NOAA-led team uses an innovative network approach to explain polygonal patterns in clouds
University of Colorado at Boulder
Polygons are widespread in nature: Drying mud may crack into many-sided blocks, and bees shape honeycomb into regular, six-sided cells. Hexagons also appear in broad sheets of clouds across parts of Earth’s oceans, and now a team of researchers has used a network approach to analyze why. Their work promises to help scientists to find more accurate descriptions of clouds in computer models of weather and climate change.
Large decks of stratocumulus clouds self-organize into honeycomb-like patterns. “These types of clouds cool the planet by reflecting solar radiation but their description in climate models is still rather crude”, said lead author Franziska Glassmeier. She found that she could use a relatively simple mathematical model to re-create the cloud patterns, which are shaped in nature by a complex interplay of physical processes.
The new paper, co-authored by NOAA scientist and CIRES Fellow Graham Feingold, is published today in the journal Proceedings of the National Academy of Sciences. The work was supported in part by the CIRES Innovative Research Program.

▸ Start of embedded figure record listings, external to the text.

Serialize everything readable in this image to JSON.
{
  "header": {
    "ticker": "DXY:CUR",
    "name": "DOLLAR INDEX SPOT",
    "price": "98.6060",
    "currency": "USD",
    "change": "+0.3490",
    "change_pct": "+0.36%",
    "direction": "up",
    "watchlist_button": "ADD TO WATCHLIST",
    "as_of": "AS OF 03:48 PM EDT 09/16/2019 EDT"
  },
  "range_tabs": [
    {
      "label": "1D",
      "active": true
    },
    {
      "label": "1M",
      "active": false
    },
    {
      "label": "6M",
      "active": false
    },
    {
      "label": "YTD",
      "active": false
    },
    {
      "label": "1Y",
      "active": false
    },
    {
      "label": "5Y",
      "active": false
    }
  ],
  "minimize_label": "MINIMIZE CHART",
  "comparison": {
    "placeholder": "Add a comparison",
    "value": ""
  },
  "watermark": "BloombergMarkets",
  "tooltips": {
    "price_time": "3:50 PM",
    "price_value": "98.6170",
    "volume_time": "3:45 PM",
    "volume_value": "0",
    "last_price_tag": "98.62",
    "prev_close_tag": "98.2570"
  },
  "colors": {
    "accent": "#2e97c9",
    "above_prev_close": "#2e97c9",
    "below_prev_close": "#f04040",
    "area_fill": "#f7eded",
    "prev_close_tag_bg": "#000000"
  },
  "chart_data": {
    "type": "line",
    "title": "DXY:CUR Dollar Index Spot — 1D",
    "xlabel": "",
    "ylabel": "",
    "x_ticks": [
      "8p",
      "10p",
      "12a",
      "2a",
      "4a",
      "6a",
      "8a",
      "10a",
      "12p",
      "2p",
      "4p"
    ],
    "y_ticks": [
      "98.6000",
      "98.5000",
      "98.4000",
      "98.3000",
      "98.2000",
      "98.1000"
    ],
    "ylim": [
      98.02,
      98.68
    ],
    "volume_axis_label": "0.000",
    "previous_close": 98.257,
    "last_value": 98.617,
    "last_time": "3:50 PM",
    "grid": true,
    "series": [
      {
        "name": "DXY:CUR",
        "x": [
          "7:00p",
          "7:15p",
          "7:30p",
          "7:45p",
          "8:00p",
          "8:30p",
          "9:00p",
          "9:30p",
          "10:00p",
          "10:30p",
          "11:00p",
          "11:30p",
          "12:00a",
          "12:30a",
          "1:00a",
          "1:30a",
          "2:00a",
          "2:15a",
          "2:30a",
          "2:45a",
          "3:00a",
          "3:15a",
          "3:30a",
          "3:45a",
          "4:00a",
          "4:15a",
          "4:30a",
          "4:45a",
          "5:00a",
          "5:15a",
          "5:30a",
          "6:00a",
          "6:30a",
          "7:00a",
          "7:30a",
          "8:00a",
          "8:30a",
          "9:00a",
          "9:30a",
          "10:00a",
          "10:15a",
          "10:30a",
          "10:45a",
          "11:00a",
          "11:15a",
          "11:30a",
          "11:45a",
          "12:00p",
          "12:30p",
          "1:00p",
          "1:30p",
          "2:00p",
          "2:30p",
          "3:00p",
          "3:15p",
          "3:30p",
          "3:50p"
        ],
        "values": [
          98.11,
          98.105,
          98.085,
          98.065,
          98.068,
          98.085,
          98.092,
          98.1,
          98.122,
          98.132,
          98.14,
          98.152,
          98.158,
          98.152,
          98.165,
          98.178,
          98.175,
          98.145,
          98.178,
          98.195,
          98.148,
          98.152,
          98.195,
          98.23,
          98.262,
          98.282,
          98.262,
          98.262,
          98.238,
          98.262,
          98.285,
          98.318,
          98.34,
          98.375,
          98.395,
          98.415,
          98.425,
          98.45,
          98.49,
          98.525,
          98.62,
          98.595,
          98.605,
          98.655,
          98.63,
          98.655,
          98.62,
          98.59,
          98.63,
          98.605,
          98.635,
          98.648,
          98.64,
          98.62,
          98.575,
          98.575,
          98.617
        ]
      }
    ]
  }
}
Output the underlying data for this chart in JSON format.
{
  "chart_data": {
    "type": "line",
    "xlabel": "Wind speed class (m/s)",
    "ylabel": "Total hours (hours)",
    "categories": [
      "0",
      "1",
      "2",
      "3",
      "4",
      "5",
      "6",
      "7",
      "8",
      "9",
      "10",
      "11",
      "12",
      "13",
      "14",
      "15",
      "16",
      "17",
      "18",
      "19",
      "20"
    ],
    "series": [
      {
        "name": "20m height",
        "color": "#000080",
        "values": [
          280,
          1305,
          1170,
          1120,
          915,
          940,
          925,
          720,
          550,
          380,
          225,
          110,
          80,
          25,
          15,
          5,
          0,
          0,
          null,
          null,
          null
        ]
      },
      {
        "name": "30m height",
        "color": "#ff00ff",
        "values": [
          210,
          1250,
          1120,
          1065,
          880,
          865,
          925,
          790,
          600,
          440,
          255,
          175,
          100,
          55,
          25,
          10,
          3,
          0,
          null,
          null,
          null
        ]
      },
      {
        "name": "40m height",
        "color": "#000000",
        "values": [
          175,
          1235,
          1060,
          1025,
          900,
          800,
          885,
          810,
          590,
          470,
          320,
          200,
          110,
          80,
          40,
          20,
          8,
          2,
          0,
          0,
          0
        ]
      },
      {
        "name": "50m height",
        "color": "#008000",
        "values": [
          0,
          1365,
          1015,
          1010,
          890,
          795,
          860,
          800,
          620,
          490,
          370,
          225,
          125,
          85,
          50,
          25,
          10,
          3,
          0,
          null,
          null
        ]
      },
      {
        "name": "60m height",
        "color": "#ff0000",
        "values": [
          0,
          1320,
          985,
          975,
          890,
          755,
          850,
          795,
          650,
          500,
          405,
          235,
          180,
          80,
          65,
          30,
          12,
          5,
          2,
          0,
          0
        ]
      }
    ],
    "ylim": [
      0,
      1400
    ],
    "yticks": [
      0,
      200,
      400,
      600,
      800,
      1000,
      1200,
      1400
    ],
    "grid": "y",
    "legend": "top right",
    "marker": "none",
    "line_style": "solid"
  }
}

Since the first satellite images in the early 60s, scientists have recognized that stratocumulus clouds–carpet-like, low clouds often draped across large sections of subtropical oceans– look like imperfect honeycombs. Sometimes the cells are “closed,” with cloudy areas in the cells surrounded by cloud-free rings; and sometimes they are “open,” with cloud-free cells surrounded by cloudy rings. The pattern constantly changes as cells emerge, disappear, and re-arrange.